The results highlight the prevailing role of colleagues. It is necessary to think about the reasons why colleagues may have a pivotal role in teacher training. The authors argue that mentoring relationships can emerge and be strengthened over the course of the year when teacher students collaborate or exchange with experienced teachers that were not designated mentors. By contrast with formal mentoring, informal mentoring is not grounded on trainee-teachers’ observations in the classroom; furthermore, it is a distributed mentoring in so far as it rests on several persons instead of only one.
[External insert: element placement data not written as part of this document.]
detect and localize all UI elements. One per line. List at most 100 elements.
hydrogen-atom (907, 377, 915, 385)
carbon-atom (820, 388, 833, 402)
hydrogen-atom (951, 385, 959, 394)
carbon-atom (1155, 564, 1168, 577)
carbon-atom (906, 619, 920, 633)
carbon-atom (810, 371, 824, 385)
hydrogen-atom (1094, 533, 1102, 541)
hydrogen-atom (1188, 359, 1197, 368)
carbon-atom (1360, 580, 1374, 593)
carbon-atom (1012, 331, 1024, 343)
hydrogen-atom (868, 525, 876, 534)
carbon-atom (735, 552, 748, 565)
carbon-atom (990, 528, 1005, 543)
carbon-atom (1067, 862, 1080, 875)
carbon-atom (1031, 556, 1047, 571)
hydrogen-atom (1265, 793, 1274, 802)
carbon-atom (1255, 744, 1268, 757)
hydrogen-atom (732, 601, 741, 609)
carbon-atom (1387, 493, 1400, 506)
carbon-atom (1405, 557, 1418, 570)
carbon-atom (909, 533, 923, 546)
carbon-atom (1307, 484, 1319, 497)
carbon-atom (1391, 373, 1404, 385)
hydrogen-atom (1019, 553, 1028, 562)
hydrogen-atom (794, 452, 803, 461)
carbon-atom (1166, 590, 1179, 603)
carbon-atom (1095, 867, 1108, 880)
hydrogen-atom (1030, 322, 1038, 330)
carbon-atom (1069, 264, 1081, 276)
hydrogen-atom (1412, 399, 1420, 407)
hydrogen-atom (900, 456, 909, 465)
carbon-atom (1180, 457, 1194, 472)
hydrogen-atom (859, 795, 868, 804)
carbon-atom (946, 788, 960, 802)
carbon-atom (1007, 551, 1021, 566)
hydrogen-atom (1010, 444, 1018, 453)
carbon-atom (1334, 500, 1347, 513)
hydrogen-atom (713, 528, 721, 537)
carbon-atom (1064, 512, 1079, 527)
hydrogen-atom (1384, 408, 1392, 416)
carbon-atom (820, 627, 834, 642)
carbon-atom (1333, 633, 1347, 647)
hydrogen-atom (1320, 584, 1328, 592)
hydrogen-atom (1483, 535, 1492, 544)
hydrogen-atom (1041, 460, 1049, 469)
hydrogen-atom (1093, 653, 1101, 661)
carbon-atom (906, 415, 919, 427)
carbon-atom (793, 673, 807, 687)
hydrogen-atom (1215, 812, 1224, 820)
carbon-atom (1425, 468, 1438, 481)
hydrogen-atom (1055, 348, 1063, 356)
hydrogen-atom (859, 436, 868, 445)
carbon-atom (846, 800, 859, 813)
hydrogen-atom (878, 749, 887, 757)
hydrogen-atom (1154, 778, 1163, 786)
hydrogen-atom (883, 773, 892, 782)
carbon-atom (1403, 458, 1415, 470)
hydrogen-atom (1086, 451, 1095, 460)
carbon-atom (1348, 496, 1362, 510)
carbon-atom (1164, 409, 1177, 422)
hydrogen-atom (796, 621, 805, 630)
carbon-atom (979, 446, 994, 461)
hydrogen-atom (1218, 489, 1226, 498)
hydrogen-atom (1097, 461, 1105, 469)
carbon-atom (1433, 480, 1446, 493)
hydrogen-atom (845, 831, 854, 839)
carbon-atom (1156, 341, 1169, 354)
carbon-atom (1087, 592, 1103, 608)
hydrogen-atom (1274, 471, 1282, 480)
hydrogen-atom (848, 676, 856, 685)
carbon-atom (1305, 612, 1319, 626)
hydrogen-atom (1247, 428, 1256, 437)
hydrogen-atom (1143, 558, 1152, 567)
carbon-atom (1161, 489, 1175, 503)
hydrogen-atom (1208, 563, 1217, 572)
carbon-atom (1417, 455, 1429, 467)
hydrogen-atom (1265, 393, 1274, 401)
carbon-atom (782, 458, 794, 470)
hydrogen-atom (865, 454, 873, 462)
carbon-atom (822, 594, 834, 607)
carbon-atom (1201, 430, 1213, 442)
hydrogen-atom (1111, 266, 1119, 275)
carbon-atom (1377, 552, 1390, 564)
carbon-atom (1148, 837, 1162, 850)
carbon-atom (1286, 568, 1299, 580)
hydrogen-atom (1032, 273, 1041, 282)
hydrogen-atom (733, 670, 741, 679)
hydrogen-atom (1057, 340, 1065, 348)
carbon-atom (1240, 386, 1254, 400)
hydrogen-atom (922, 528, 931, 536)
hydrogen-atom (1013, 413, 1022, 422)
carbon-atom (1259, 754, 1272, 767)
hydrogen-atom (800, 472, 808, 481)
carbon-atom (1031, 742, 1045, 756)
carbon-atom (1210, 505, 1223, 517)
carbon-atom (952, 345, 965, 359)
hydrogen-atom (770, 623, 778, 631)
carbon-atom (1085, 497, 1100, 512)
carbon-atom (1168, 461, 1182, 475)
In formal or informal mentoring talks, there are various roles that can be taken on: a model encouraging the trainee teacher to emulate his or her way of teaching, an advisor reacting to questions and giving tips and advice, an evaluator pointing out the strengths and weaknesses of the performance, a coach focusing primarily on emotional support, or a stimulator encouraging a trainee-teacher’s reflection about his or her own practice. In this study, trainee-teachers need to be evaluated and challenged, but they expected mentors to be coaches, too – a role likely to be embraced more easily by colleagues. 
 

Implications

This study has some implications for teacher education.
First, the allocation and structuring of work is of a paramount importance for workplace learning to be effective either by learning from others or by learning alone on the job. The learning process is undermined by defensive behaviors triggered off to cope with anxiety. The work should also be organized in such a way that it enables meetings and relationships with more experienced colleagues. Thus, for cooperating with colleagues to be a channel for acquiring teaching skills, contextual factors related to allocating and structuring of work should be satisfied. Until 2010 the school-based placement for secondary-trainee teachers had met these conditions in France.

Second, the findings suggest that mentoring practices could be improved. For this the mentors’ training has to promote a wide view of mentoring beyond technical support and short-term goals. In addition, such a training should take into account the trainee teachers’ needs and concerns as they change over time.

Third, teaching competencies are being acquired on the basis of several learning modes, formal and informal learning on workplace (e.g. class management), formal learning on both workplace and teacher institute (e.g. designing) or formal and informal learning on workplace and formal learning in teacher institute.
Trainee teachers need to be provided with pedagogical devices that make it possible for them to integrate not only different sources of practical knowledge but also theoretical knowledge and practical knowledge. A key role of teaching training institute is then to support the integration of different types and sources of knowledge by means of mediating tools.